Others at Mass come up for a blessing at the sacred meal time due to unresolved issues—perhaps that of divorce and a marriage outside of the faith, for example. If any of you are holding back from the Sacraments due to divorce or separation or remarriage, or know people that are, please see me and find out the teachings of the Vatican II Catholic Church. Perhaps there are new possibilities for healing by the gift and wisdom passed to the Church by the Holy Spirit. Perhaps soon you too can come forward to break bread in the Lord through the loving gift of his real presence.
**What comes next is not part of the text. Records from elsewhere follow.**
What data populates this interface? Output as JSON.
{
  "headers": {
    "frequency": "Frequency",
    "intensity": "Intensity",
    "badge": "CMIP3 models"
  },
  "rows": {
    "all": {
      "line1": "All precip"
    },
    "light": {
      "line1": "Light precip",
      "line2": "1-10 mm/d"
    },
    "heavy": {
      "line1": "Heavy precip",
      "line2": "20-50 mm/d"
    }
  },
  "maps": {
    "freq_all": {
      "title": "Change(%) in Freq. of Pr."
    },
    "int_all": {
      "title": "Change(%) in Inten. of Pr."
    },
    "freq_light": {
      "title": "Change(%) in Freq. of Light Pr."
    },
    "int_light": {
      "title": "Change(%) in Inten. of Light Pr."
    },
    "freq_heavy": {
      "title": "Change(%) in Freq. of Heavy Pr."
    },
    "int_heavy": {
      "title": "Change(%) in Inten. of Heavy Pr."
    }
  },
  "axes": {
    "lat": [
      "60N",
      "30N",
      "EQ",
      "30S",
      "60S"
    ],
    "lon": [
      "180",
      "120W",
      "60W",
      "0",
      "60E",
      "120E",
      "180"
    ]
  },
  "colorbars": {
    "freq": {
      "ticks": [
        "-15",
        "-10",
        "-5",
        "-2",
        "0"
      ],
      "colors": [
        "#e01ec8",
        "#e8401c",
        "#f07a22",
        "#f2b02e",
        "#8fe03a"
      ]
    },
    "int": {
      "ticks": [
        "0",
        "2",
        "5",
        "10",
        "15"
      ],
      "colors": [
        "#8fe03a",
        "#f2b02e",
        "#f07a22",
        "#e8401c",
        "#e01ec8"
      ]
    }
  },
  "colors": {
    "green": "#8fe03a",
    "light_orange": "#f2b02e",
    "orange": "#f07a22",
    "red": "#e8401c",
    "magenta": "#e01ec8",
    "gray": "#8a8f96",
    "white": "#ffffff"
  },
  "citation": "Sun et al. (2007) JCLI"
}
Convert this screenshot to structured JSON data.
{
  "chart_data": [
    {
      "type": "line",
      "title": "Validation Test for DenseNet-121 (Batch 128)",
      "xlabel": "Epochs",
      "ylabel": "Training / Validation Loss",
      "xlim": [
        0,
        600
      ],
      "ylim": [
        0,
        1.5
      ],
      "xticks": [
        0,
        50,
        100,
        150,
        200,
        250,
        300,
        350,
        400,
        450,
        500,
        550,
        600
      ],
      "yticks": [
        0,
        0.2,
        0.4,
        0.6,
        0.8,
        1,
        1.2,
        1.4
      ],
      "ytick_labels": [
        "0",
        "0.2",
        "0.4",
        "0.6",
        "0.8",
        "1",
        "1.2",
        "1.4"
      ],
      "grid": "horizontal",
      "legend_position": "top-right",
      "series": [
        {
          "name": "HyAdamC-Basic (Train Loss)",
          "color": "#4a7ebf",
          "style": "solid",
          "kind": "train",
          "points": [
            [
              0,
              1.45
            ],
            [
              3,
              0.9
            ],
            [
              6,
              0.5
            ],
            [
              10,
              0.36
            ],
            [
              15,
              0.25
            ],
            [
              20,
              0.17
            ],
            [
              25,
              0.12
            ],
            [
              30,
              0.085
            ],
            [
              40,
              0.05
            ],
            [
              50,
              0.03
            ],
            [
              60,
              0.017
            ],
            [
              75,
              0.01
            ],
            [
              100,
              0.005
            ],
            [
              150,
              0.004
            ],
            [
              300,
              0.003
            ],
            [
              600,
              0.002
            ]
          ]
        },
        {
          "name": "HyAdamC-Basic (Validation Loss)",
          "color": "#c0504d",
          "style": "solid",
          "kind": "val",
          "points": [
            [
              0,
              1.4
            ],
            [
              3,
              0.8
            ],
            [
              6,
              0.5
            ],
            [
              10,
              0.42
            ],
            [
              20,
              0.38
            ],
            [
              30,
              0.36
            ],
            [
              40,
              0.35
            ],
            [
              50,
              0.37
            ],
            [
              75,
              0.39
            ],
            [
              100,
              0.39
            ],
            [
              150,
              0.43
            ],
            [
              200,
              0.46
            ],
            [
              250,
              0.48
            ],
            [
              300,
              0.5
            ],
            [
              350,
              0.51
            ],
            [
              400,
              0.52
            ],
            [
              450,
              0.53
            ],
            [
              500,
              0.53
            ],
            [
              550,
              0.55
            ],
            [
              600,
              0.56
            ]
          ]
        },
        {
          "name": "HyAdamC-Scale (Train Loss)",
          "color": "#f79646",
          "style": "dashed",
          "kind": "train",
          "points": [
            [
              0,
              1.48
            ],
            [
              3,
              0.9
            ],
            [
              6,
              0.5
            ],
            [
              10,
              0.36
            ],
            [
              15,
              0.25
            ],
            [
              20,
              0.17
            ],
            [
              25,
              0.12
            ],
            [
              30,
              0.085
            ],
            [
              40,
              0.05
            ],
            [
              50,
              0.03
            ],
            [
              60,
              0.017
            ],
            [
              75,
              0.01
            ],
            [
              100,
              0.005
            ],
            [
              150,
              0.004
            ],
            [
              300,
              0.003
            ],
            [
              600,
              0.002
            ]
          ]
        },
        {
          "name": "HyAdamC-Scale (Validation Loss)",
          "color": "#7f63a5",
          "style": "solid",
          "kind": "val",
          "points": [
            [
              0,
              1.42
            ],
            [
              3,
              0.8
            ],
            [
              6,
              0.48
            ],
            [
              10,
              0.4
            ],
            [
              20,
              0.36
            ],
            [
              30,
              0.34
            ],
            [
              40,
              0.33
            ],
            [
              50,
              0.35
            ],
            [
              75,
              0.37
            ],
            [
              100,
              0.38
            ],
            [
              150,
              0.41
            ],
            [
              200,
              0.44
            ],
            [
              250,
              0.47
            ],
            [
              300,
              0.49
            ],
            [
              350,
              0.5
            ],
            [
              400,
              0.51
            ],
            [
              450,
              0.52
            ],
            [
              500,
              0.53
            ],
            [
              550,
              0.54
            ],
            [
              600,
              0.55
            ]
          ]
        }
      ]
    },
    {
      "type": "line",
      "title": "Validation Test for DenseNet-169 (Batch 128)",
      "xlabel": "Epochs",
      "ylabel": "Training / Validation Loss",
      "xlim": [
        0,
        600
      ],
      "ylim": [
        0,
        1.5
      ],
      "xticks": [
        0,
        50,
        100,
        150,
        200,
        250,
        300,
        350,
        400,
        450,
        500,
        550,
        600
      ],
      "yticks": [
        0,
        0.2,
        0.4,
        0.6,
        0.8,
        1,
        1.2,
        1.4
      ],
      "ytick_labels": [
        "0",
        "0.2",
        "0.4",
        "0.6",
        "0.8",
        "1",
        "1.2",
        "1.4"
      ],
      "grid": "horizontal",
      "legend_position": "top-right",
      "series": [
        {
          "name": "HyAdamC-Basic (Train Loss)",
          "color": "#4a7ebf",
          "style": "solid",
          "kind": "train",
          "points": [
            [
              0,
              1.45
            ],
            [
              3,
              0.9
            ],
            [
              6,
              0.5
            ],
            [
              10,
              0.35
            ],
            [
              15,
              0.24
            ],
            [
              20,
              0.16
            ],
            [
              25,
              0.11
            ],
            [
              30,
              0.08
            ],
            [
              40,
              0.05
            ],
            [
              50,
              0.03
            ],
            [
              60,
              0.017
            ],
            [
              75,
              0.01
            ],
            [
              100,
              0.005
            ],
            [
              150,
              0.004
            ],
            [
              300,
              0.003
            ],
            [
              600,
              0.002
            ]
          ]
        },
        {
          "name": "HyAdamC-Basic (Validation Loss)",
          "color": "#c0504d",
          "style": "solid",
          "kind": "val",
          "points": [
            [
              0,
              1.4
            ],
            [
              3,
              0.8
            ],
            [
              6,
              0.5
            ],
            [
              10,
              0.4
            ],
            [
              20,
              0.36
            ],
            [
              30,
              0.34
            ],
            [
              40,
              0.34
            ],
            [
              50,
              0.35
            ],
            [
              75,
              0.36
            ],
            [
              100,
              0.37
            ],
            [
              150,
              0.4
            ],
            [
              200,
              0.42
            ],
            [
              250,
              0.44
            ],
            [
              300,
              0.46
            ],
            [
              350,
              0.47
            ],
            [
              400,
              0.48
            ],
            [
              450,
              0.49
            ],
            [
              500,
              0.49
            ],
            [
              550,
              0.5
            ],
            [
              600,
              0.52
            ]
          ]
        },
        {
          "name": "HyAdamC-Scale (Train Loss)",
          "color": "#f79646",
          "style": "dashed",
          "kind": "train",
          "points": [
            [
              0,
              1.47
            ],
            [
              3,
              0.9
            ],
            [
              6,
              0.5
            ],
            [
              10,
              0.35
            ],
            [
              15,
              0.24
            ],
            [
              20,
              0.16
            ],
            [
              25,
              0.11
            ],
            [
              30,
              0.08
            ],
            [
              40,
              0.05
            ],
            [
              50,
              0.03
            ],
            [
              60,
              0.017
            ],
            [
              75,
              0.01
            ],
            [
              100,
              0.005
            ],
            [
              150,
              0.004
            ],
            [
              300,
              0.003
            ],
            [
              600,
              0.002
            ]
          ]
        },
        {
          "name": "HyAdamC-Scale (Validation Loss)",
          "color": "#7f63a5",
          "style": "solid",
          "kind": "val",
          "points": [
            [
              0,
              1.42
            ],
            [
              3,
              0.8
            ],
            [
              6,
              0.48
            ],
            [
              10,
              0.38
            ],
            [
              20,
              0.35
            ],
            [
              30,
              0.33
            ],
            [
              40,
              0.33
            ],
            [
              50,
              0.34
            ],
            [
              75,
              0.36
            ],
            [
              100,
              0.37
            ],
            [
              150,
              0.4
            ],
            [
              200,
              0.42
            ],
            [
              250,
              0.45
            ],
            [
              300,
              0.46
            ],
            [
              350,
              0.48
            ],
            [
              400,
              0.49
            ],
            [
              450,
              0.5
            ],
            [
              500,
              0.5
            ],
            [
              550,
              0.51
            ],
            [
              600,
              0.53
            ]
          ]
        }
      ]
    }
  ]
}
In Communion, we are called to acknowledge the holiness with one another around his table including those who need help to get to the table or be connected to the Eucharist by having Christ brought to them. It is the holiness in one another after we go from this table and into our everyday living to eliminate what separates us. We then help Jesus feed his lambs, tend his flock, and feed his sheep.

We are called to dine with him and not forget the association between what we do in church and what we do around the tables in our homes.

It may be difficult for those who cannot come to the table—but we are together in prayer and spirit—in the spirit of the love Jesus holds open to you. Let us pray for that unity in his spirit—– and strive to live what we share.